In order to change the discourse surrounding sexual assaults on college campuses, colleges need to reassess what issues and concerns need to be prioritized and brought to light. As Attorney Wendy Murphy claims, “In these situations, the one who gets the most protection is either a wealthy kid, a legacy kid or an athlete. The more privileged he is, the more likely the woman has to die before he’s held accountable.” The responsibility of the actions performed should not be attributed the victims; it should be expected that those accountable for such inappropriate actions, regardless of their background, are facing the consequences for their actions. Women in society are not being treated properly, and perpetuating gender expectations in relationships often results in dismissing these harmful actions, as they would be seen as men being unable to “control themselves” in the heat of the moment, and women feeling as though it’s their responsibility to fulfill a man’s needs.

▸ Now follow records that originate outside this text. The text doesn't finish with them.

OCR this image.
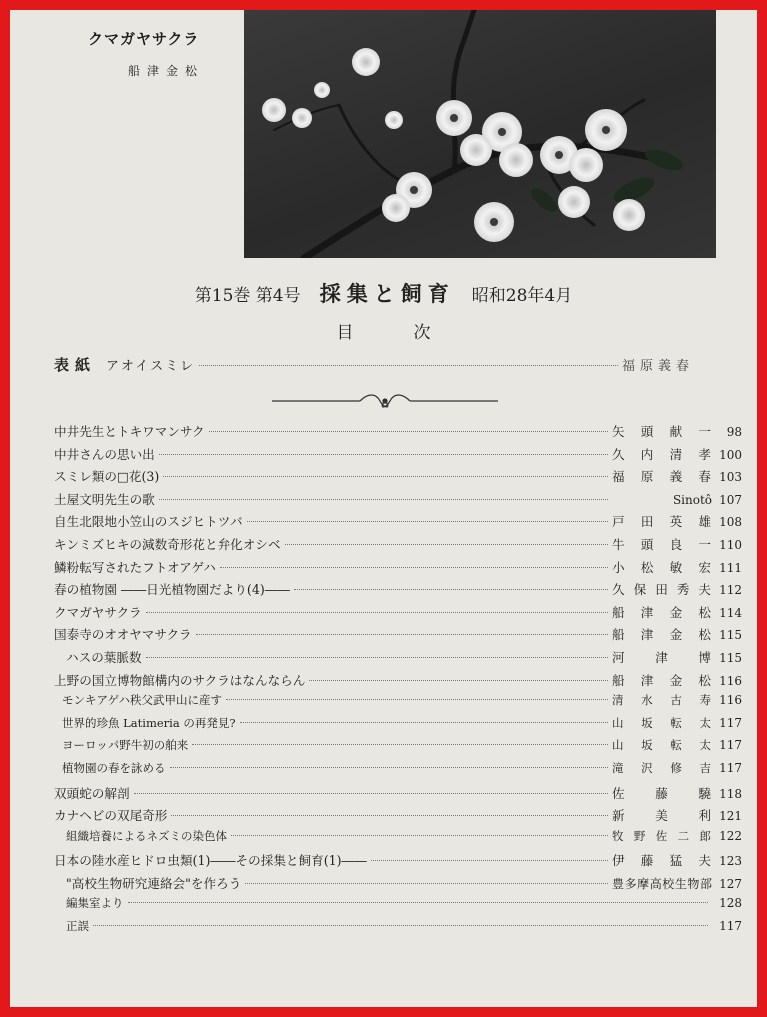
クマガヤサクラ
船津金松
第15巻 第4号 採集と飼育 昭和28年4月
目次
表紙 アオイスミレ	福原義春
中井先生とトキワマンサク	矢頭献一	98
中井さんの思い出	久内清孝 100
スミレ類の□花(3)	福原義春 103
土屋文明先生の歌	Sinotô 107
自生北限地小笠山のスジヒトツバ	戸田英雄 108
キンミズヒキの減数奇形花と弁化オシベ	牛頭良一 110
鱗粉転写されたフトオアゲハ	小松敏宏 111
春の植物園 ――日光植物園だより(4)――	久保田秀夫 112
クマガヤサクラ	船津金松 114
国泰寺のオオヤマサクラ	船津金松 115
ハスの葉脈数	河津博 115
上野の国立博物館構内のサクラはなんならん	船津金松 116
モンキアゲハ秩父武甲山に産す	清水古寿 116
世界的珍魚 Latimeria の再発見?	山坂転太 117
ヨーロッパ野牛初の舶来	山坂転太 117
植物園の春を詠める	滝沢修吉 117
双頭蛇の解剖	佐藤驍 118
カナヘビの双尾奇形	新美利 121
組織培養によるネズミの染色体	牧野佐二郎 122
日本の陸水産ヒドロ虫類(1)――その採集と飼育(1)――	伊藤猛夫 123
"高校生物研究連絡会"を作ろう	豊多摩高校生物部 127
編集室より	128
正誤	117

As Janice Radway writes in “Women Read the Romance,” “When asked why they [Smithton women] read romances, the Smithton women overwhelmingly cite escape or relaxation as their goal” (59). These women are resorting to reading romances in order to escape from their unfulfilling lives. Expecting women to serve men reinforces the issue of gender inequality and prioritizing men’s opinions and privileged positions over women’s causes rape and sexual assault cases to become less important and significant since it results in creating a “bad reputation” for men being accused. Media perpetuation of these paradoxical expectations make it even more difficult for women to be heard and recognized for being victims of an unjust and unequal society that privileges men and those in positions of power. Erdely writes, “Victims should be encouraged to come forward as an act of civic good that could potentially spare future victims.” In order for this to happen, the discourse around victim blaming needs to change to allow rape victims to have the courage to come forward and know that they will be taken seriously and their rapists will be held accountable for their actions.